Présence de glaces en Antarctique dès le Crétacé supérieur

Pour arriver à ces résultats, les scientifiques ont étudié des formations de roches vitreuses situées le long des monts transantarctiques. Ce complexe igné de Butcher Ridge (BRIC), comme l’appellent les experts, témoigne d’évènements physiques et chimiques du passé lointain, lesquels ont modifié la composition minérale des roches qui le constituent. En particulier, l’interaction de ces dernières avec l’eau et son incorporation subséquente dans le verre a laissé une signature très précieuse.

Antarctique
Évolution de la température de l’océan profond depuis 65 millions d’années. Les englacements de l’Antarctique et du Groenland tels qu’on les estime actuellement sont indiqués par les frises en bleu. Crédits : Jean Jouzel, CEA / LSCE.

« Si vous regardez la composition, vous pouvez dire quelque chose sur l’origine de cette eau », explique le chercheur. « Elle peut exister sous forme d’hydroxyle, ce qui vous indique qu’elle provient probablement du magma, ou peut être moléculaire, ce qui signifie qu’elle est probablement externe ». Or, les mesures ont montré qu’une grande partie de l’eau ne provenait pas de l’intérieur de la Terre et qu’elle possédait par ailleurs une signature isotopique analogue à celle des glaces et neiges de l’Antarctique.

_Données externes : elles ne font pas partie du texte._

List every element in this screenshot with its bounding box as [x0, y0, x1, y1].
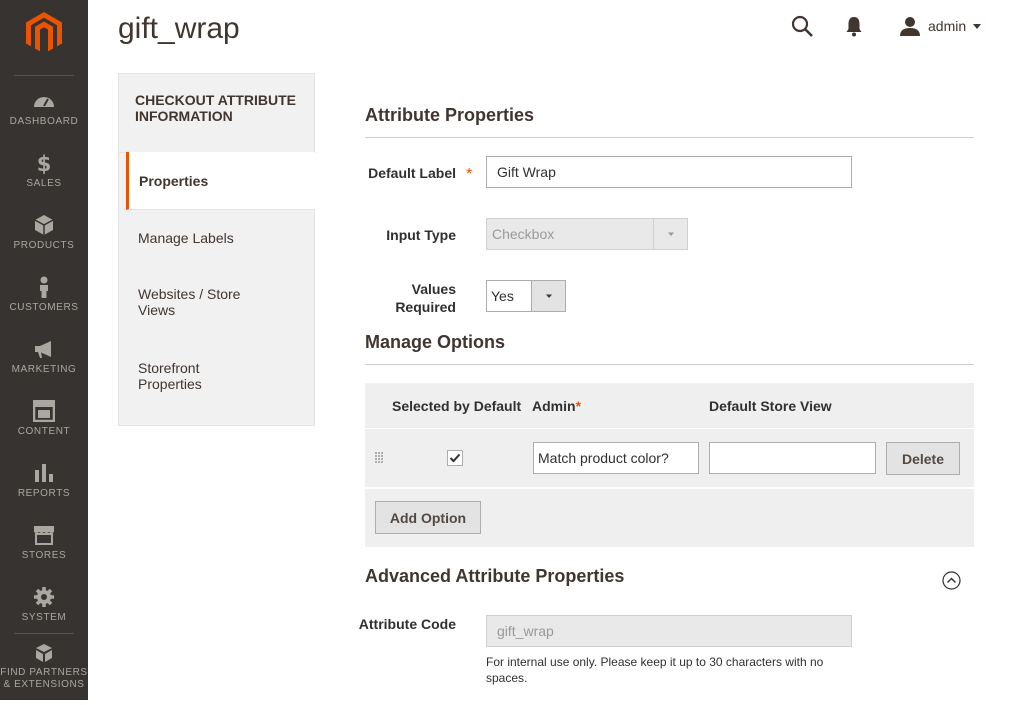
bell-icon[interactable]	[842, 14, 866, 38]
checkmark-icon	[449, 453, 461, 463]
default-label-input[interactable]: Gift Wrap	[486, 156, 852, 188]
required-asterisk: *	[575, 398, 582, 414]
bar-chart-icon	[35, 464, 53, 482]
manage-options-title: Manage Options	[365, 332, 506, 352]
tab-label: Properties	[139, 172, 209, 189]
tab-storefront-properties[interactable]: Storefront Properties	[126, 354, 246, 398]
caret-down-icon	[973, 24, 982, 29]
search-icon[interactable]	[790, 14, 814, 38]
table-row: Match product color? Delete	[365, 429, 974, 487]
section-divider	[365, 137, 974, 138]
dashboard-icon	[34, 97, 54, 107]
collapse-chevron-up-icon[interactable]	[942, 571, 961, 590]
options-table-footer: Add Option	[365, 489, 974, 547]
values-required-label: Values Required	[395, 281, 456, 315]
col-default-store-view: Default Store View	[709, 398, 832, 414]
tab-label: Storefront Properties	[138, 360, 202, 392]
admin-account-menu[interactable]: admin	[900, 14, 982, 38]
nav-products[interactable]: PRODUCTS	[0, 214, 88, 276]
layout-icon	[33, 400, 55, 422]
nav-label: STORES	[21, 550, 67, 561]
default-option-checkbox[interactable]	[447, 450, 463, 466]
col-admin-label: Admin	[532, 398, 576, 414]
attribute-code-input[interactable]: gift_wrap	[486, 615, 852, 647]
default-label-text: Default Label	[368, 165, 456, 181]
input-type-value: Checkbox	[492, 226, 555, 242]
person-icon	[40, 276, 48, 298]
section-divider	[365, 364, 974, 365]
nav-stores[interactable]: STORES	[0, 524, 88, 586]
admin-username: admin	[928, 18, 967, 34]
required-asterisk: *	[466, 166, 473, 183]
attribute-code-label: Attribute Code	[358, 616, 456, 632]
nav-label: MARKETING	[11, 364, 77, 375]
nav-content[interactable]: CONTENT	[0, 400, 88, 462]
default-label-label: Default Label	[356, 164, 456, 182]
tab-properties[interactable]: Properties	[126, 152, 315, 210]
options-table-header: Selected by Default Admin* Default Store…	[365, 383, 974, 428]
nav-label: CUSTOMERS	[9, 302, 79, 313]
user-icon	[900, 17, 920, 36]
nav-label: CONTENT	[17, 426, 71, 437]
tab-manage-labels[interactable]: Manage Labels	[126, 220, 315, 256]
attribute-code-note: For internal use only. Please keep it up…	[486, 655, 824, 685]
nav-label-line2: & EXTENSIONS	[3, 679, 85, 690]
tab-label: Websites / Store Views	[138, 286, 241, 318]
sidebar-divider	[14, 633, 74, 634]
gear-icon	[34, 587, 54, 607]
col-selected-by-default: Selected by Default	[392, 398, 522, 414]
tab-websites-store-views[interactable]: Websites / Store Views	[126, 280, 266, 324]
nav-reports[interactable]: REPORTS	[0, 462, 88, 524]
add-option-button[interactable]: Add Option	[375, 501, 481, 534]
nav-label: REPORTS	[17, 488, 71, 499]
drag-handle-icon[interactable]	[374, 451, 384, 465]
nav-find-partners[interactable]: FIND PARTNERS & EXTENSIONS	[0, 643, 88, 705]
chevron-down-icon	[653, 219, 687, 249]
chevron-down-icon	[531, 281, 565, 311]
admin-sidebar: DASHBOARD $ SALES PRODUCTS CUSTOMERS MAR…	[0, 0, 88, 700]
dollar-icon: $	[37, 152, 52, 174]
input-type-label: Input Type	[386, 227, 456, 243]
nav-label: SALES	[26, 178, 62, 189]
option-admin-input[interactable]: Match product color?	[533, 442, 699, 474]
nav-system[interactable]: SYSTEM	[0, 586, 88, 648]
nav-customers[interactable]: CUSTOMERS	[0, 276, 88, 338]
magento-logo-icon[interactable]	[26, 12, 62, 54]
nav-dashboard[interactable]: DASHBOARD	[0, 90, 88, 152]
box-icon	[34, 215, 54, 235]
nav-label: DASHBOARD	[9, 116, 79, 127]
advanced-properties-title[interactable]: Advanced Attribute Properties	[365, 566, 624, 587]
nav-label: PRODUCTS	[13, 240, 75, 251]
delete-option-button[interactable]: Delete	[886, 442, 960, 475]
nav-sales[interactable]: $ SALES	[0, 152, 88, 214]
nav-label: SYSTEM	[21, 612, 67, 623]
tabs-heading: CHECKOUT ATTRIBUTE INFORMATION	[135, 92, 296, 124]
page-title: gift_wrap	[118, 12, 240, 45]
nav-label: FIND PARTNERS	[0, 667, 88, 678]
values-required-select[interactable]: Yes	[486, 280, 566, 312]
values-required-value: Yes	[491, 288, 514, 304]
cubes-icon	[36, 644, 52, 662]
tab-label: Manage Labels	[138, 230, 234, 246]
sidebar-divider	[14, 75, 74, 76]
storefront-icon	[34, 526, 54, 545]
input-type-select[interactable]: Checkbox	[486, 218, 688, 250]
megaphone-icon	[35, 341, 51, 358]
attribute-properties-title: Attribute Properties	[365, 105, 535, 125]
nav-marketing[interactable]: MARKETING	[0, 338, 88, 400]
option-store-view-input[interactable]	[709, 442, 876, 474]
col-admin: Admin*	[532, 398, 581, 414]
svg-text:$: $	[37, 152, 52, 174]
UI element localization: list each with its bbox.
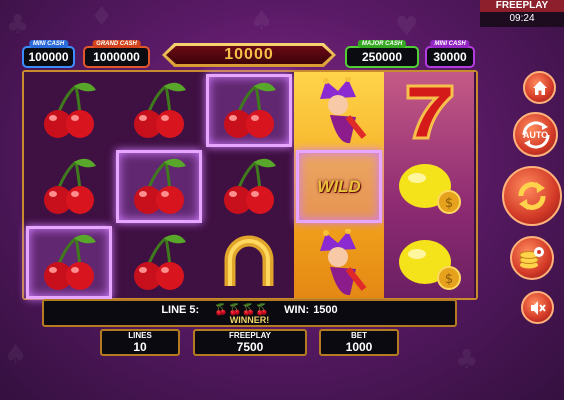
win-bar: LINE 5: 🍒🍒🍒🍒 WIN: 1500 WINNER! xyxy=(42,299,457,327)
horseshoe-symbol xyxy=(206,226,292,299)
cherry-icon xyxy=(134,82,186,138)
reel-4: WILD xyxy=(294,72,384,298)
spin-icon xyxy=(518,182,546,210)
freeplay-mode-label: FREEPLAY xyxy=(480,0,564,12)
joker-symbol xyxy=(296,226,382,299)
jackpot-minor-label: MINI CASH xyxy=(430,40,470,48)
jackpot-main-banner: 10000 xyxy=(162,43,336,67)
lemon-icon: $ xyxy=(399,239,461,290)
svg-text:$: $ xyxy=(445,196,453,211)
jackpot-major: MAJOR CASH 250000 xyxy=(345,40,419,68)
clock-time: 09:24 xyxy=(509,13,535,24)
bet-value: 1000 xyxy=(345,340,373,354)
jackpot-grand-label: GRAND CASH xyxy=(92,40,141,48)
home-button[interactable] xyxy=(523,71,556,104)
cherry-icon xyxy=(134,158,186,214)
mute-icon xyxy=(530,300,546,315)
cherry-icon xyxy=(44,158,96,214)
cherry-icon xyxy=(44,82,96,138)
reel-2 xyxy=(114,72,204,298)
autoplay-button[interactable]: AUTO xyxy=(513,112,558,157)
bet-settings-button[interactable] xyxy=(510,236,554,280)
horseshoe-icon xyxy=(224,235,274,286)
cherry-symbol xyxy=(116,226,202,299)
game-stage: ♣ ♦ ♠ ♥ ♠ ♣ FREEPLAY 09:24 MINI CASH 100… xyxy=(0,0,564,400)
diamond-bg-icon: ♦ xyxy=(90,2,114,32)
joker-symbol xyxy=(296,74,382,147)
cherry-icon xyxy=(134,234,186,290)
reel-1 xyxy=(24,72,114,299)
lemon-icon: $ xyxy=(399,163,461,214)
jackpot-mini: MINI CASH 100000 xyxy=(22,40,75,68)
heart-bg-icon: ♥ xyxy=(395,12,419,42)
seven-icon xyxy=(406,84,454,139)
home-icon xyxy=(532,80,547,95)
freeplay-panel: FREEPLAY 7500 xyxy=(193,329,307,356)
wild-symbol: WILD xyxy=(296,150,382,223)
spade-bg-icon: ♠ xyxy=(4,340,28,370)
reel-frame: WILD $ $ xyxy=(22,70,478,300)
joker-icon xyxy=(320,76,367,143)
jackpot-major-value: 250000 xyxy=(361,50,403,64)
jackpot-mini-value: 100000 xyxy=(28,50,69,64)
autoplay-label: AUTO xyxy=(522,129,549,140)
jackpot-minor: MINI CASH 30000 xyxy=(425,40,475,68)
club-bg-icon: ♣ xyxy=(455,345,479,375)
bet-panel[interactable]: BET 1000 xyxy=(319,329,399,356)
lines-panel: LINES 10 xyxy=(100,329,180,356)
cherry-symbol xyxy=(26,150,112,223)
cherry-icon xyxy=(224,82,276,138)
freeplay-value: 7500 xyxy=(236,340,264,354)
jackpot-grand: GRAND CASH 1000000 xyxy=(83,40,150,68)
lines-value: 10 xyxy=(133,340,147,354)
cherry-icon xyxy=(44,234,96,290)
svg-text:$: $ xyxy=(445,272,453,287)
spade-bg-icon: ♠ xyxy=(250,6,274,36)
reel-5: $ $ xyxy=(384,72,474,298)
jackpot-grand-value: 1000000 xyxy=(93,50,140,64)
cherry-symbol xyxy=(206,150,292,223)
lemon-symbol: $ xyxy=(386,150,472,223)
reel-area: WILD $ $ xyxy=(24,72,476,299)
spin-button[interactable] xyxy=(502,166,562,226)
club-bg-icon: ♣ xyxy=(6,10,30,40)
cherry-symbol xyxy=(116,150,202,223)
jackpot-main-value: 10000 xyxy=(166,46,332,64)
lemon-symbol: $ xyxy=(386,226,472,299)
jackpot-minor-value: 30000 xyxy=(433,50,467,64)
freeplay-clock: FREEPLAY 09:24 xyxy=(480,0,564,27)
cherry-symbol xyxy=(116,74,202,147)
jackpot-major-label: MAJOR CASH xyxy=(357,40,407,48)
cherry-symbol xyxy=(26,226,112,299)
seven-symbol xyxy=(386,74,472,147)
joker-icon xyxy=(320,228,367,295)
cherry-icon xyxy=(224,158,276,214)
coins-settings-icon xyxy=(519,247,544,269)
jackpot-mini-label: MINI CASH xyxy=(28,40,69,48)
cherry-symbol xyxy=(26,74,112,147)
wild-text: WILD xyxy=(317,176,361,196)
reel-3 xyxy=(204,72,294,298)
winner-text: WINNER! xyxy=(229,315,270,325)
cherry-symbol xyxy=(206,74,292,147)
sound-button[interactable] xyxy=(521,291,554,324)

Enfin, les analyses basées sur l’argon ont fait correspondre les altérations en question à la période du Crétacé supérieur, entre 72 et 105 millions d’années, confirmant un Antarctique déjà occupé par des glaciers dans ce lointain passé. « Ce que nous aimerions faire, c’est aller dans d’autres endroits de l’Antarctique et voir si nous pouvons déterminer l’ampleur de la glaciation, si nous récupérerions les mêmes résultats que ceux que nous avons déjà trouvés », ajoute John Cottle.

Ainsi, bien que l’étendue de l’englacement reste encore à déterminer, les scientifiques signalent que « nous devrions penser au Crétacé et à l’Antarctique tout à fait différemment de ce que nous faisons maintenant ».